Doch die Kreislaufwirtschaft umfasst nicht nur die Produktion. Deshalb setze der Konzern auf regenerative Landwirtschaft bei Rohstoffen wie Baumwolle und Wolle. Der Aktionsplan setzt auf Methoden, die Böden aufbauen, Biodiversität fördern und CO2 im Erdreich binden sollen. LVMH hat laut eigenen Angaben seine Praktiken in diesen Bereichen bereits umgestellt. Rund ein Drittel des CO2-Fußabdrucks eines Kleidungsstücks entfalle aktuell auf die Rohfaserproduktion. Hier liegt also das größte Einsparpotenzial. Das regenerative Prinzip ließe sich auch in anderen Sektoren wie der Lebensmittel- oder Kosmetikindustrie übertragen.
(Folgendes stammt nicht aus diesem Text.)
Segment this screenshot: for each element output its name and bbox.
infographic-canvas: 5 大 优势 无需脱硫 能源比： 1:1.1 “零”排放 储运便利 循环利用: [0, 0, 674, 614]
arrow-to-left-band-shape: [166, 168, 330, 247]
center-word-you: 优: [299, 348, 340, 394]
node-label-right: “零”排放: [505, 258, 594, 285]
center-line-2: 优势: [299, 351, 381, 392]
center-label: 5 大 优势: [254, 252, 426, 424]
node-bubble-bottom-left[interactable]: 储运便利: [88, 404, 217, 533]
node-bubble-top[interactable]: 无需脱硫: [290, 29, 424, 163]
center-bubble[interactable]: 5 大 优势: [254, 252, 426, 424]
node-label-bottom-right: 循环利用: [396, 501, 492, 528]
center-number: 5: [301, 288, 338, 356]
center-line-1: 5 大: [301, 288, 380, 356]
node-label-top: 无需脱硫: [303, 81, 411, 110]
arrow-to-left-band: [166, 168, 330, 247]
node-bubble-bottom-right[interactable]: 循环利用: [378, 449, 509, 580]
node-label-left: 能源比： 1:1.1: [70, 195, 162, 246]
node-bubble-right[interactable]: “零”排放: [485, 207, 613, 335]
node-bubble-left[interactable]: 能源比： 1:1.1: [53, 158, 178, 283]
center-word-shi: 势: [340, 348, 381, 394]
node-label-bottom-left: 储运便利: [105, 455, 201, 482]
LVMHs Maßnahmen sind auch eine Antwort auf die Corporate Sustainability Reporting Directive (CSRD), die große Unternehmen ab 2024 zu umfassender Nachhaltigkeitsberichterstattung verpflichtet. Auch ein EU-Lieferkettengesetz steht bevor. Die Modebranche bereitet sich auf strenge Vorgaben vor. Vom digitalen Produktpass bis zu Ökodesign-Regeln. Der Auftritt bei Change Now 2025 zeigt: Kreislaufwirtschaft wird zum Kulturwandel. Für Umwelt-Direktorin Valade gehören künftig auch Ökodesign, Reparatur und Second-Hand zur Normalität. „Wir stehen am Anfang dieser Zirkularitäts-Revolution und wir bestreiten sie gemeinsam mit unseren Partnern“, so ihr Fazit. Die Botschaft: Verantwortung lässt sich neu denken, mit Wirkung weit über den Laufsteg hinaus.